61-05-05 : Santé publique- Bioéthique- Assistance médicale à la procréation-

Limite d'âge pour le recours à une AMP (1) - Méconnaissance du droit à la vie privée et familiale (art. 8 conv. EDH) - 1) Fin de la conservation des gamètes recueillis en vue d'une APM lorsque la personne atteint cet âge - Absence - 2) a) Principe - Absence - Fixation à 60 ans pour le membre du couple qui ne porte pas l'enfant (art. R. 2141-38 du CSP) - Absence - b) Interdiction de l'exportation de gamètes pour contourner cette condition d'âge - Absence.

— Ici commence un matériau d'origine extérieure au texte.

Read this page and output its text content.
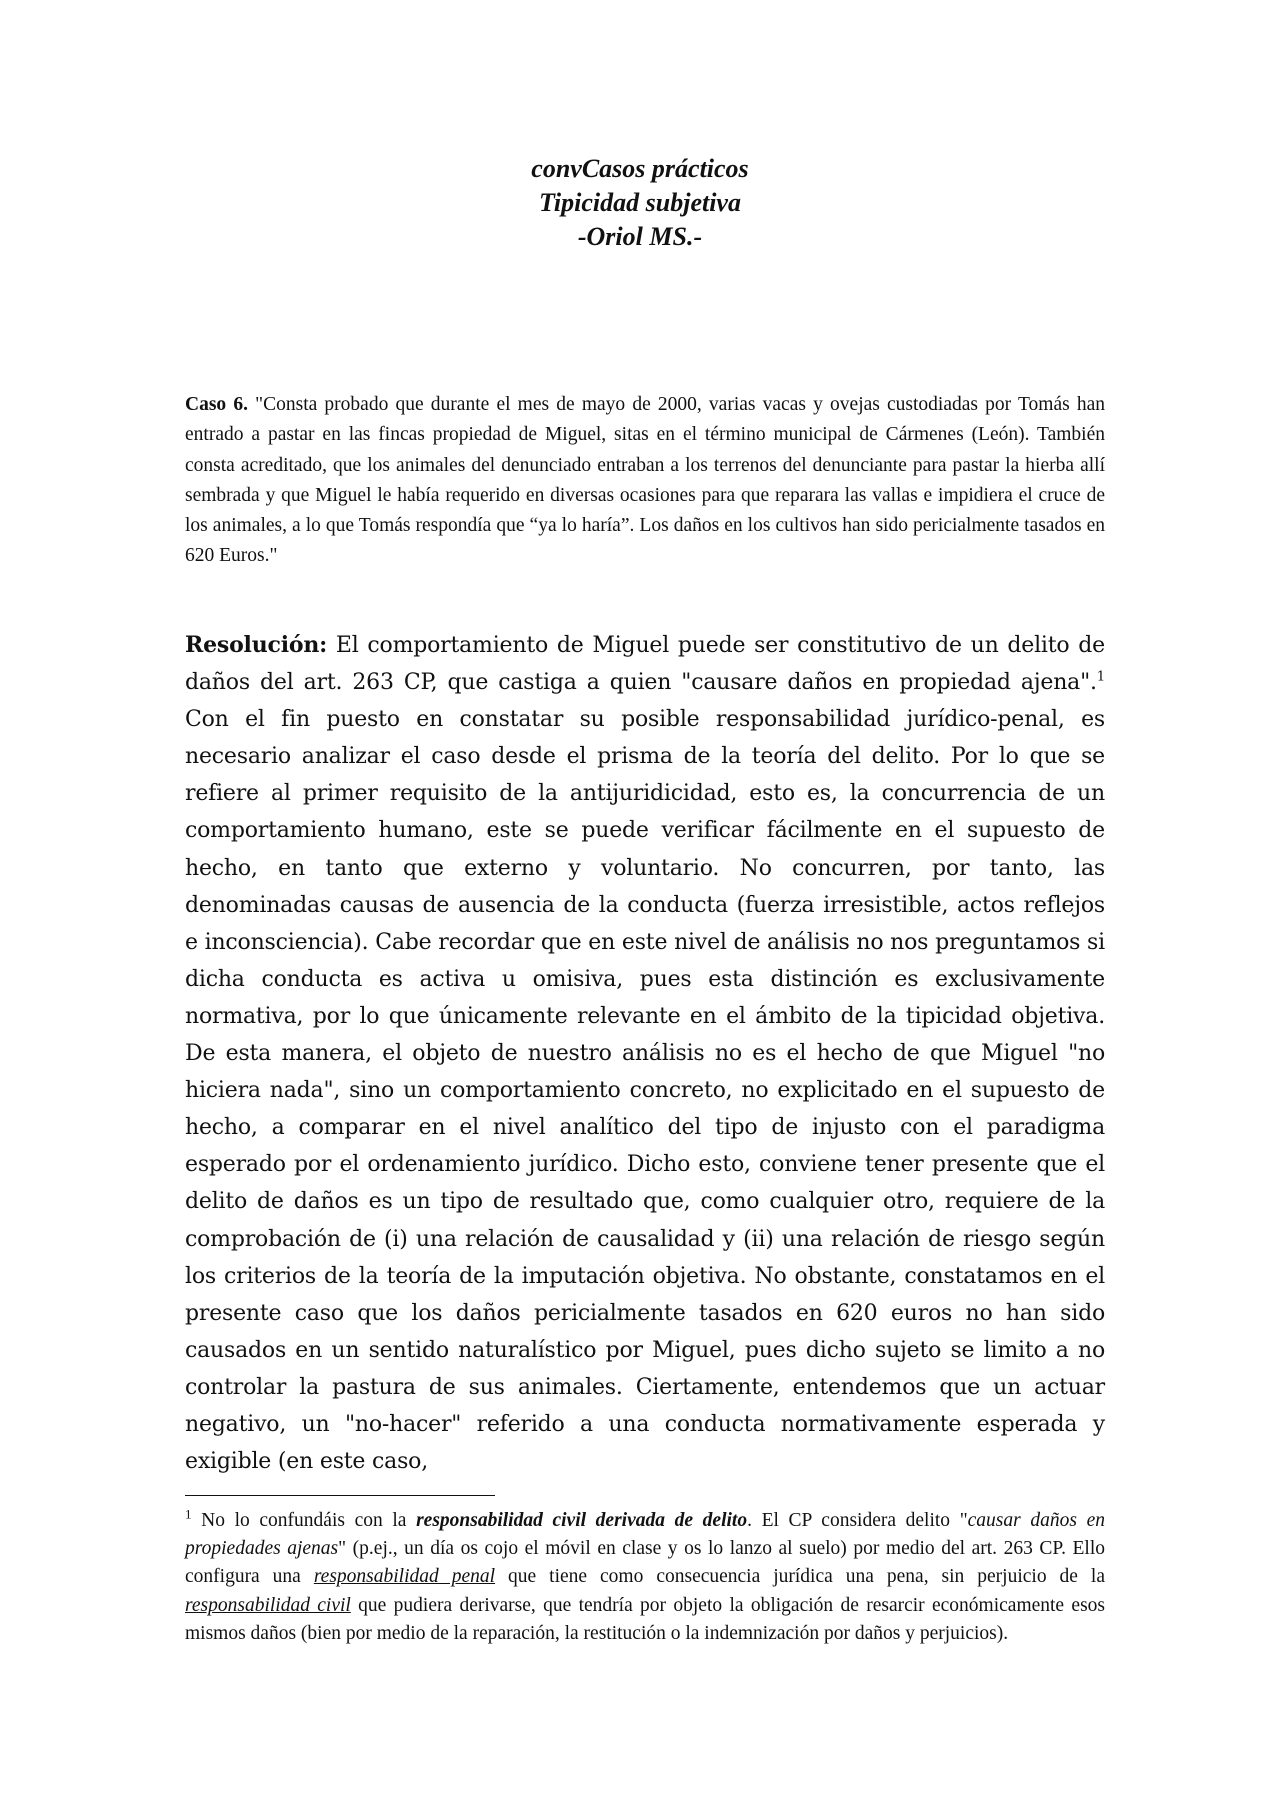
convCasos prácticos
Tipicidad subjetiva
-Oriol MS.-
Caso 6. "Consta probado que durante el mes de mayo de 2000, varias vacas y ovejas custodiadas por Tomás han entrado a pastar en las fincas propiedad de Miguel, sitas en el término municipal de Cármenes (León). También consta acreditado, que los animales del denunciado entraban a los terrenos del denunciante para pastar la hierba allí sembrada y que Miguel le había requerido en diversas ocasiones para que reparara las vallas e impidiera el cruce de los animales, a lo que Tomás respondía que “ya lo haría”. Los daños en los cultivos han sido pericialmente tasados en 620 Euros."
Resolución: El comportamiento de Miguel puede ser constitutivo de un delito de daños del art. 263 CP, que castiga a quien "causare daños en propiedad ajena".$^1$ Con el fin puesto en constatar su posible responsabilidad jurídico-penal, es necesario analizar el caso desde el prisma de la teoría del delito. Por lo que se refiere al primer requisito de la antijuridicidad, esto es, la concurrencia de un comportamiento humano, este se puede verificar fácilmente en el supuesto de hecho, en tanto que externo y voluntario. No concurren, por tanto, las denominadas causas de ausencia de la conducta (fuerza irresistible, actos reflejos e inconsciencia). Cabe recordar que en este nivel de análisis no nos preguntamos si dicha conducta es activa u omisiva, pues esta distinción es exclusivamente normativa, por lo que únicamente relevante en el ámbito de la tipicidad objetiva. De esta manera, el objeto de nuestro análisis no es el hecho de que Miguel "no hiciera nada", sino un comportamiento concreto, no explicitado en el supuesto de hecho, a comparar en el nivel analítico del tipo de injusto con el paradigma esperado por el ordenamiento jurídico. Dicho esto, conviene tener presente que el delito de daños es un tipo de resultado que, como cualquier otro, requiere de la comprobación de (i) una relación de causalidad y (ii) una relación de riesgo según los criterios de la teoría de la imputación objetiva. No obstante, constatamos en el presente caso que los daños pericialmente tasados en 620 euros no han sido causados en un sentido naturalístico por Miguel, pues dicho sujeto se limito a no controlar la pastura de sus animales. Ciertamente, entendemos que un actuar negativo, un "no-hacer" referido a una conducta normativamente esperada y exigible (en este caso,
$^1$ No lo confundáis con la responsabilidad civil derivada de delito. El CP considera delito "causar daños en propiedades ajenas" (p.ej., un día os cojo el móvil en clase y os lo lanzo al suelo) por medio del art. 263 CP. Ello configura una responsabilidad penal que tiene como consecuencia jurídica una pena, sin perjuicio de la responsabilidad civil que pudiera derivarse, que tendría por objeto la obligación de resarcir económicamente esos mismos daños (bien por medio de la reparación, la restitución o la indemnización por daños y perjuicios).
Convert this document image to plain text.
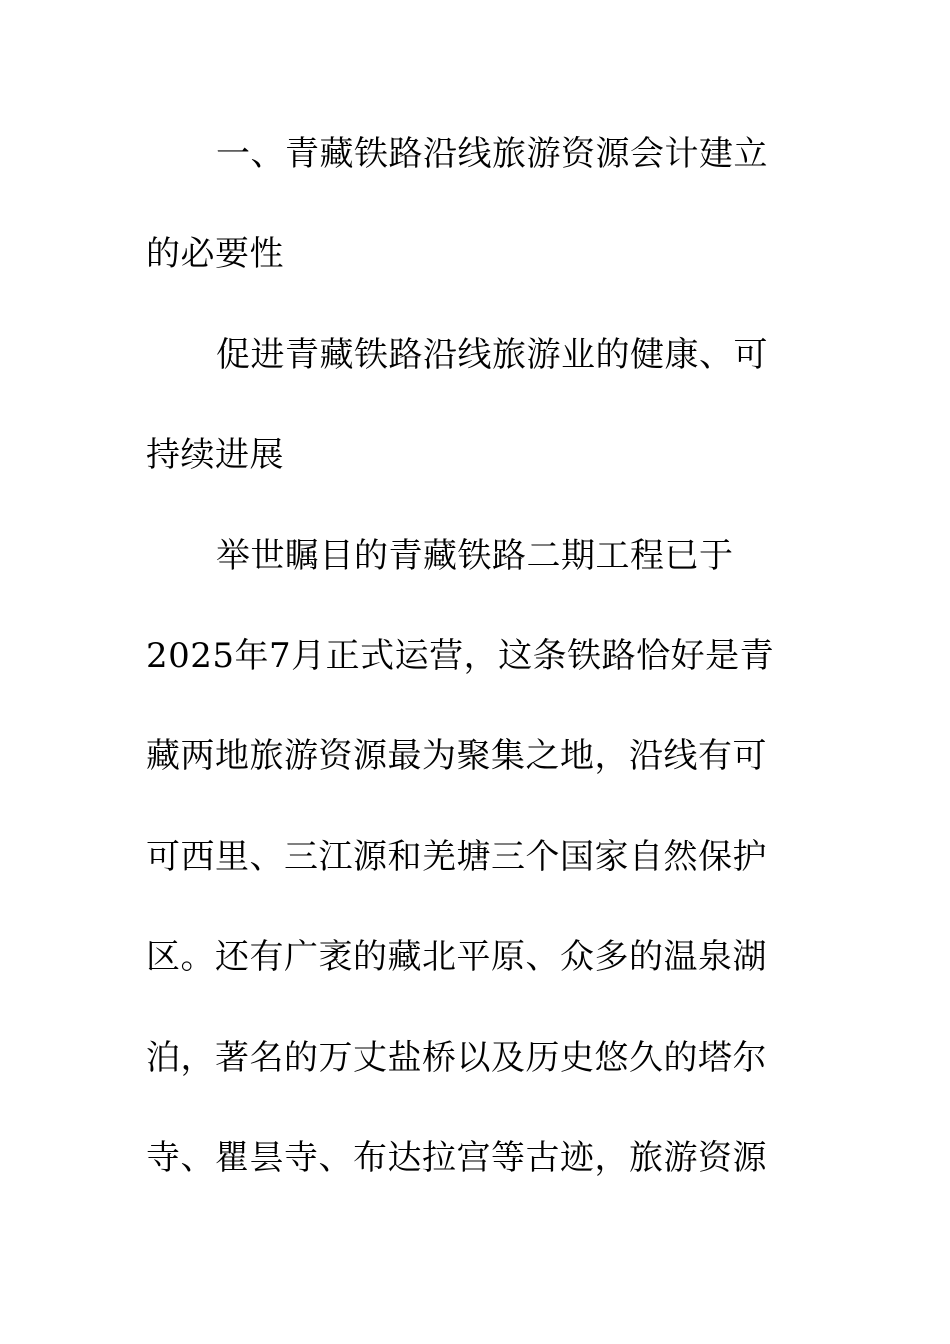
一、青藏铁路沿线旅游资源会计建立
的必要性
促进青藏铁路沿线旅游业的健康、可
持续进展
举世瞩目的青藏铁路二期工程已于
2025年7月正式运营，这条铁路恰好是青
藏两地旅游资源最为聚集之地，沿线有可
可西里、三江源和羌塘三个国家自然保护
区。还有广袤的藏北平原、众多的温泉湖
泊，著名的万丈盐桥以及历史悠久的塔尔
寺、瞿昙寺、布达拉宫等古迹，旅游资源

1) L'article L. 2141-11 du code de la santé publique (CSP) se bornant à prévoir qu'il est mis fin à la conservation des gamètes lorsque la personne atteint un âge ne justifiant plus l'intérêt de cette conservation, c'est-à-dire lorsque les conditions de la réalisation ultérieure d'une assistance médicale à la procréation (AMP) au bénéfice de cette personne ne sont plus satisfaites, il ne peut, par lui-même, être regardé comme portant une atteinte disproportionnée au droit au respect de la vie privée et familiale, tel qu'il est garanti par l'article 8 de la convention européenne de sauvegarde des droits de l'homme et des libertés fondamentales (conv. EDH). 2) a) Il résulte de l'article L. 2141-2 du CSP ainsi que des travaux parlementaires de la loi n° 2021-1017 du 2 août 2021 que le législateur a subordonné, pour des motifs d'intérêt général, le recours à une technique d'AMP à des conditions d'âge fixées par décret en Conseil d'Etat pris après avis de l'Agence de la biomédecine (ABM), en prenant en compte les risques médicaux de la procréation liés à l'âge ainsi que l'intérêt de l'enfant à naître. Cette condition revêt une dimension non seulement biologique, tenant le cas échéant à l'efficacité des techniques mises en oeuvre, mais également sociale, justifiée par des considérations tenant à l'intérêt de l'enfant, parmi lesquelles la place de celui-ci dans les générations familiales, et aux limites dans lesquelles la solidarité nationale doit prendre en charge l'accès à une technique d'AMP. Le principe d'une condition d'âge pour recourir à l'AMP, qui entre dans la marge d'appréciation dont dispose chaque Etat, et la fixation de cet âge par l'article R. 2141-38 du CSP au soixantième anniversaire chez le membre du couple qui n'a pas vocation à porter l'enfant ne portent pas une atteinte disproportionnée au droit au respect de la vie privée et familiale, tel qu'il est garanti par les stipulations de l'article 8 de cette convention. b) L'article L. 2141-11-1 du CSP, qui interdit l'exportation de gamètes conservés en France si elles sont destinées à être utilisées, à l'étranger, à des fins qui sont prohibées sur le territoire national et visent ainsi à faire obstacle à tout contournement de l'article L. 2141-2 du même code, ne méconnaissent pas davantage les exigences nées de l'article 8 de la conv. EDH, pas plus que ne les méconnaissent les articles L. 2141-2, L. 2141-11 et L. 2141-11-1 du CSP combinés.


(1) Rappr., sur les motifs d'intérêt général justifiant l'exclusion des hommes n'étant pas en âge de procréer du bénéfice de l'AMP, avant l'intervention de la loi n° 2021-1017 du 2 août 2021 relative à la bioéthique, CE, 17 avril 2019, Mme C., n° 420468, p. 140.